Provide a plan to perform verification of this unit. Your plan must include:

- what needs to be verified?
  - The minimum is to verify that all operation perform correctly. So add, sub, beq load. We may also perform the coverage on the internal registers of the processor. To make sure that all registers provide correct value to the ALU and that results are correctly stored
- how the verification will be conducted. Testbench components?
   Use a sequencer (stimuli generator) that will drive the instructions randomly, and for the instruction, also drive the input data randomly, and define the destination registers randomly.
   Randomization must bee constrained to only 5 instructions (encoded on 3 digits).

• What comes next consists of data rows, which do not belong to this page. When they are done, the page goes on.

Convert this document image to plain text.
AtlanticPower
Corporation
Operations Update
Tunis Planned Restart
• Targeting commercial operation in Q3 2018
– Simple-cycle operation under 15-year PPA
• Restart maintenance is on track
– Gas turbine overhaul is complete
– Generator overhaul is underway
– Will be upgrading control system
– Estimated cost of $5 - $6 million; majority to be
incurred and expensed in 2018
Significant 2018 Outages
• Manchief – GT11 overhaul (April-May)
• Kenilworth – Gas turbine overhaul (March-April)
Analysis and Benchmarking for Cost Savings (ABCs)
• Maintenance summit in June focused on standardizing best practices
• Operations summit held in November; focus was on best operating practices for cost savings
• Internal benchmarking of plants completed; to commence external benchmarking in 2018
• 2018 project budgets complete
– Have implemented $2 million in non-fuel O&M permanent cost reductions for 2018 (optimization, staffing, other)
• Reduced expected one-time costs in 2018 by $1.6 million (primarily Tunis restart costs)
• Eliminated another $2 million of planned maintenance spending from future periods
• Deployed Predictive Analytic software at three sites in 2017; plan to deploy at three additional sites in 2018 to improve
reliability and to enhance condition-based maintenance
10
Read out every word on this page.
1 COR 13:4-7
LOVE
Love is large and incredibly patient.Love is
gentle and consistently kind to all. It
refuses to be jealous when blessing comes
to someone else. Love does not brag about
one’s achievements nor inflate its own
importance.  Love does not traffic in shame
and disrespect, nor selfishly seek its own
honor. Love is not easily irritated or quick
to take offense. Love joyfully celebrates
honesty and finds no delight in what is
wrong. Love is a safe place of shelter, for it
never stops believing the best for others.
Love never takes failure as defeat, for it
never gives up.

With no randomization, all 08 cases will be considered

- how do we know that the verification was successful?
   We monitor the input to the design and send the input to the coverage component. We use bins to represent the case we want to count. An instruction for instance will have it's own bin. We then count the number of cases in a bin. The verification is complete when all our cases are covered. The values in the bins reflect our expectation.
- how to make automatize the varication process
   Develop the sequencer, the scoreboard, the monitor and the coverage and let them run automatically until the stop conditions are reached.
- What does BIST stands for? Explain the need for BIST in the testing process.

### Misc.

- What does BIST stand for? Explain the need for BIST in the testing process.